Forget Majors, forget Tour Championships, there can be nothing quite like a first-ever tee shot in The Ryder Cup, undoubtedly one of the most pressure-packed arenas in all of sport.
The swelling crowds, the towering grandstands, the cacophony of noise, the chants, the nerves, the adrenalin pumping, the hands shaking.
At Hazeltine National, six rookies will have their maiden encounters with the unique cauldron that is The Ryder Cup first tee and, unquestionably, each will also soon be able to relate to the nerve-wracking experiences of all who came before them.
For most of us, it is a feeling we will never have the chance to experience first-hand. So what is it really like?
Those who have been there and done that reveal all…
“I was alongside Monty and we were playing against two of my great friends, Davis Love and Freddie Couples. I was nervous to say the very least: the hands, the legs, the knees were all going – all the stuff you would expect to be still was moving pretty fast. I teed it up lower than usual and just tried to make contact with the thing. I hit driver – something you wouldn't usually dream of doing off the first tee at Valderrama and I hit it pretty well, just pulled it a little bit. It’s a very nervy occasion.”
“You basically have no idea what you’re doing on the first tee. You can’t do it quickly enough. You just want to get the thing moving and get it out there somewhere. On my debut at Valderrama the fairway looked like a piece of grass two yards wide. Anyone who says they weren’t nervous on that first tee is lying. I hit three wood into the trees. It’s dreadful and amazing at the same time – unforgettable.”
“I couldn’t even see the golf ball. I was just so nervous, I couldn’t even see it. Eventually you’re standing over it and you’re like, ‘Well I’ve just got to go, I’ve got to hit it.’ Thankfully I hit a good shot.”
“It was very bizarre experience. I was actually feeling very calm and very cool until I stepped over the ball. I couldn’t ignore the silence. The silence was deafening and it made my mind go blank.

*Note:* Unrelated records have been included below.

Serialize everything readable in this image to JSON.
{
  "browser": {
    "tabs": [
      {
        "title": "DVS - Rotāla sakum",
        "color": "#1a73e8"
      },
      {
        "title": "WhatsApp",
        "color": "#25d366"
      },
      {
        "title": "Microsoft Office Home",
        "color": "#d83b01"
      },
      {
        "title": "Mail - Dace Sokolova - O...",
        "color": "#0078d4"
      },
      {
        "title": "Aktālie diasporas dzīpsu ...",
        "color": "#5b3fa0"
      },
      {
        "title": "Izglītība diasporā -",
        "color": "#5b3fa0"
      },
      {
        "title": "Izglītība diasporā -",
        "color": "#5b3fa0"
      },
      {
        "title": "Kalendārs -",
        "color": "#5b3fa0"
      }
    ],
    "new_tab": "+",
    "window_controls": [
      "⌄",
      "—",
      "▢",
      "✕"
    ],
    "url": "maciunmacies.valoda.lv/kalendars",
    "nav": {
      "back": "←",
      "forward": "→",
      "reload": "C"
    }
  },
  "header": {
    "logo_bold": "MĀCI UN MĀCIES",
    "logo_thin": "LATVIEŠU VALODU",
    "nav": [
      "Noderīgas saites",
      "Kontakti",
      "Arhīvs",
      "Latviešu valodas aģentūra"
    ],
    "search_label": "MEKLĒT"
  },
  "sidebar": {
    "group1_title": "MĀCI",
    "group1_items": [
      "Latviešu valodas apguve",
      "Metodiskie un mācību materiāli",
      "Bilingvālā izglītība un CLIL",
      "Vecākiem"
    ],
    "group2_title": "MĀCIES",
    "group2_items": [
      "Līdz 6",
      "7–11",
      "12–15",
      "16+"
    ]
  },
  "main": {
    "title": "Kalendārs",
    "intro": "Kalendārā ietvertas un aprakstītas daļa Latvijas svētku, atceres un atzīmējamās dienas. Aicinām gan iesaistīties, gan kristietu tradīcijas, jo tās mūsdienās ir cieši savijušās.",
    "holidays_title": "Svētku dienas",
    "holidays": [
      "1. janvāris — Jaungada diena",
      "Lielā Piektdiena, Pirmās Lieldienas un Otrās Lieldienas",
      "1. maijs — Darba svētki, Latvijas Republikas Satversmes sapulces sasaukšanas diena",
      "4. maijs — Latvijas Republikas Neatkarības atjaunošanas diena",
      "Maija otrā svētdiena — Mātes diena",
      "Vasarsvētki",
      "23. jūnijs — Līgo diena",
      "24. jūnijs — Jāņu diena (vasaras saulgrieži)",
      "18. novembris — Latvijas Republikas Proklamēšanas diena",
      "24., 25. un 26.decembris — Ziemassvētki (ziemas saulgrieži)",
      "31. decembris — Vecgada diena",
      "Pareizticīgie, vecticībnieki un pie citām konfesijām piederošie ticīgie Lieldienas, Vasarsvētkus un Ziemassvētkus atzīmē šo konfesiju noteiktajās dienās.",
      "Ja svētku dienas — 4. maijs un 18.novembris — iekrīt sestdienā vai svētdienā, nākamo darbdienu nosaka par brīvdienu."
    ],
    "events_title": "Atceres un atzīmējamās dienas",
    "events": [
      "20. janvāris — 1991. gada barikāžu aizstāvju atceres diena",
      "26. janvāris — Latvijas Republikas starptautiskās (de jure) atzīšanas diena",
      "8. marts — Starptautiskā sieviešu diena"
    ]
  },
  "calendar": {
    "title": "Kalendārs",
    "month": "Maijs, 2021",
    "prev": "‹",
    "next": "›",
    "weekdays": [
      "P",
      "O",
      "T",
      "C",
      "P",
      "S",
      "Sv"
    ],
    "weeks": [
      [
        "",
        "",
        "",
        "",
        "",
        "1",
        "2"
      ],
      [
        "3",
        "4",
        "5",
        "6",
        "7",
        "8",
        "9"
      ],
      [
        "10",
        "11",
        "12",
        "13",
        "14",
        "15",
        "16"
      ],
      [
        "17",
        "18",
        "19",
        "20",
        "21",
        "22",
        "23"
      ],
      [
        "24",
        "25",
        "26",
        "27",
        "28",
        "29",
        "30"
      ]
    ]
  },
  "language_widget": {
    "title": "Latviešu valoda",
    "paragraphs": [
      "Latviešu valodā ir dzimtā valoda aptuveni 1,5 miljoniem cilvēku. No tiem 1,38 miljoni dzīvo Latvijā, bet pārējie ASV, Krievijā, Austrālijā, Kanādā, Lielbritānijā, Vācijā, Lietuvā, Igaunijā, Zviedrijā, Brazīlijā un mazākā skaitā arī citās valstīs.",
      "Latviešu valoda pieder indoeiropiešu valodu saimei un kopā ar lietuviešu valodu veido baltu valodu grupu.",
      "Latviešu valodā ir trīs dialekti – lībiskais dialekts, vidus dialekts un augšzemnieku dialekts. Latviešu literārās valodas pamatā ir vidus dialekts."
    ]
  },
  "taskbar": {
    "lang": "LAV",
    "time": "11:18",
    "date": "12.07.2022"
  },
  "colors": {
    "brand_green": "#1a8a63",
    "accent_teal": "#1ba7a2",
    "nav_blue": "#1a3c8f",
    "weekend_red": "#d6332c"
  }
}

It was very strange – I didn’t put a very nice swing on it after that!”
“I have never felt as nervous over a golf shot as that first tee shot in The Ryder Cup at Celtic Manor.”
“I was way more nervous on the opening day of The Ryder Cup than the first round of any Major. Every Ryder Cup match is like being in the last group on Sunday in a Major.”
“Before heading to the first tee at The K Club I looked up at the big screen and saw a replay of Tiger carving one into the water and thought, ‘If he can do that then we’re okay’. It was a great way to calm down and everything felt fine until I teed it up. Then I stood over the ball and thought, ‘Oh no’. It was different to any other pressure I’ve ever felt. My caddie Gareth Lord later told me that when I addressed the ball I turned ghostly white. Thankfully I hit a decent shot and off we went.”
“I was so nervous in 1997 I couldn’t get my ball to stay on the tee. It’s quite funny watching it now. I look quite calm and collected and I almost look as though I know what I’m doing. But my hands were shaking and my eyes glazed over a little bit and it was obviously a completely different experience to what I’d been used to.”
“My first shot was at The Belfry in 1993. I was physically ill on the walk down from the putting green to the first tee. When we got there I actually couldn’t speak. But the thing that gave me heart was watching Corey Pavin trying to get his ball on the tee. I could see his knees knocking through his trousers. That made me feel a little better. I don’t know how I managed it but I absolutely nailed my driver straight down the middle.”
“When they announced the USA had the honour, I was trying to figure out how to control my emotions. I can’t even describe how nervous I was. I put the tee in the ground and I went to put the ball on the tee and I realised my hand was shaking so much, I decided to just drop the ball and hope it would stay on the tee. Thank goodness, it did. It stayed right there and I was able to compose myself and hit a good drive down the middle.”
“You could drop a shot between the locker room and the first tee.”
“My hands were shaking. I expected to be nervous, but not that nervous. You don’t know what the pressure of a Ryder Cup is like unless you’ve been in one.”
“I was a nervous wreck. I live only 30 minutes away from The Belfry so I know the course inside out. But when I stood on the first tee and tee and looked up, I remember seeing a tree I’d never seen before. I thought, ‘Who planted that overnight?’ But, of course, no one had and now I look at it and it’s miles away. But it wasn’t then. By the end of the week I was mentally shattered!”
“I remember watching Paul Azinger hit the first ball at The Belfry on my debut year in 2002 and he looked so happy just to have moved the ball. He hit a four iron about 30 yards offline and had a huge smile on his face! You have to be prepared and plan how to handle it because if you let it all overcome you then you’ll have no chance of playing good golf let alone world-class golf.”
“In the end, the bottom line is, it’s just us 12 against those 12 over there. And you should look at the guy you’re playing and say to yourself on that first tee, ‘I just don’t want him to celebrate at my expense.’”
José María Olazábal
“Anybody who doesn’t feel his legs trembling must be a dead man.”